U.S. Supreme Court Justice Antonin Scalia speaks in Washington, D.C., on March 31, 2011. Scalia was found dead Saturday in Texas. Jewel Samad/AFP/Getty Images

U.S. Supreme Court Justice Antonin Scalia, described as the intellectual anchor of the court, was found dead at a luxury resort in Texas Saturday. The San Antonio Express News reported that Scalia, 79, died of natural causes.

The longest-serving justice on the court, Scalia was at the Cibolo Creek Ranch in the Big Bend region south of Marfa, Texas. He reportedly arrived at the ranch Friday and attended a party with 40 other people. His body was found early Saturday after he failed to appear for breakfast.

Federal officials told the newspaper there was no evidence of foul play.

“Justice Antonin Scalia was a man of God, a patriot and an unwavering defender of the written Constitution and the rule of law,” Texas Gov. Greg Abbott said in a statement. “He was the solid rock who turned away so many attempts to depart from and distort the Constitution.”

Republican presidential hopefuls expressed their condolences.

Scalia, known to colleagues and friends as Nino, was a staunch conservative and replacing him on the high court with a liberal could change its balance significantly. Republicans in the Senate likely will attempt to hold off on confirming a nominee this late in the presidency of Democrat Barack Obama, the Hill reported.

Scalia was a defender of the powers of the executive branch, but he opposed affirmative action and other policies that gave minorities preferential treatment. His minority opinions frequently used scathing language to castigate the majority.

Scalia was appointed to the nation’s highest court by President Ronald Reagan and took his seat on the bench Sept. 26, 1986, the first Italian-American justice.

U.S. Supreme Court Justice Antonin Scalia waits for the beginning of the taping of “The Kalb Report” at the National Press Club in Washington April 17, 2014. Alex Wong/Getty Images

He was born in Trenton, New Jersey, March 11, 1936, the only child of Eugene and Catherine Scalia. He himself was the father of nine.

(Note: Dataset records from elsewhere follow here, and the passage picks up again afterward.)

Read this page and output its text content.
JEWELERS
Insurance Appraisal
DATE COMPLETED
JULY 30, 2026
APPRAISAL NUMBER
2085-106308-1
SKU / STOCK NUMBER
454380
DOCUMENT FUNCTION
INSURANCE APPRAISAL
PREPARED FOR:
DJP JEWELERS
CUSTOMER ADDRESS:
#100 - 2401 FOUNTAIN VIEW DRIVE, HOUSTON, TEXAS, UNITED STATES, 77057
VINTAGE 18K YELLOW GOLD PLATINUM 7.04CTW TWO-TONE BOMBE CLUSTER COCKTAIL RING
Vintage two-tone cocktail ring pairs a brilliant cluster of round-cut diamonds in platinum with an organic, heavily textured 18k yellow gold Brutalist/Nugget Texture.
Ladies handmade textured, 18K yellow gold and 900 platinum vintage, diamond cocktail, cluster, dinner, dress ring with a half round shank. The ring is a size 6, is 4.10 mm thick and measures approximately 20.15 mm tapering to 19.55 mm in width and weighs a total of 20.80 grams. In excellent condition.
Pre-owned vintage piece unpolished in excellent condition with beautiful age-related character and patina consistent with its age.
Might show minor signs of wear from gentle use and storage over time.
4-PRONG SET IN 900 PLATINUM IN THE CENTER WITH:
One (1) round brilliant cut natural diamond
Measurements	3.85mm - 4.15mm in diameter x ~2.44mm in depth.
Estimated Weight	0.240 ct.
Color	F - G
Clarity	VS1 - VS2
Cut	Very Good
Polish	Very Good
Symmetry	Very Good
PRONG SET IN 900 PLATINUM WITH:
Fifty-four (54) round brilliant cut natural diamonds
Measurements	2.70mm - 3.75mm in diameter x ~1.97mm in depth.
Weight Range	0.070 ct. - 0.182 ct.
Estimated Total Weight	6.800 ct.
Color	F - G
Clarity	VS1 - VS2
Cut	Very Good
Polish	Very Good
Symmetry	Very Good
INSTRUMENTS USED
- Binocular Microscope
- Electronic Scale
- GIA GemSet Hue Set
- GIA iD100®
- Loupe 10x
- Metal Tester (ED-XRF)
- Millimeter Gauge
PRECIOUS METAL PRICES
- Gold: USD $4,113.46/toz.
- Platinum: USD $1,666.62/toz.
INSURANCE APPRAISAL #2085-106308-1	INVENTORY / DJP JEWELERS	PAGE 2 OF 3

He received his bachelor’s degree from Georgetown University, graduating as valedictorian and summa cum laude, and his law degree from Harvard Law School, graduating magna cum laude in 1960. Scalia was in private practice in Cleveland from 1961 to 1967. He subsequently taught law at Georgetown, Stanford University, the University of Chicago and the University of Virginia.

Scalia served in both the Nixon and Ford administrations, first in administrative agencies and then as an assistant attorney general. He argued just one case before the Supreme Court, Alfred Dunhill of London Inc. v. Republic of Cuba in 1976. He argued for the government on behalf of Dunhill and was successful.

Scalia was appointed to the Court of Appeals for the District of Columbia Circuit in 1982. During his tenure on the appellate court, Scalia won plaudits for his witty opinions. On the high court, he asked more questions and made more comments than any other justice.

“Scalia doesn’t come into oral argument all secretive and sphinxlike, feigning indecision on the nuances of the case before him. He comes in like a medieval knight, girded for battle,” Slate reported. “He knows what the law is. He knows what the opinion should say. And he uses the hour allocated for argument to bludgeon his brethren into agreement.”

Scalia wrote more concurring opinions than any other justice. And only two other justices wrote more dissents.

Scalia believed the Constitution should be interpreted as the founders understood it. “It’s what did the words mean to the people who ratified the Bill of Rights or who ratified the Constitution,” he once said. Amendments, he said, should be understood in the context of the time when they were adopted. He said a “living constitution” poses the risk of making it “all too easy to believe that evolution has culminated in one’s own views.”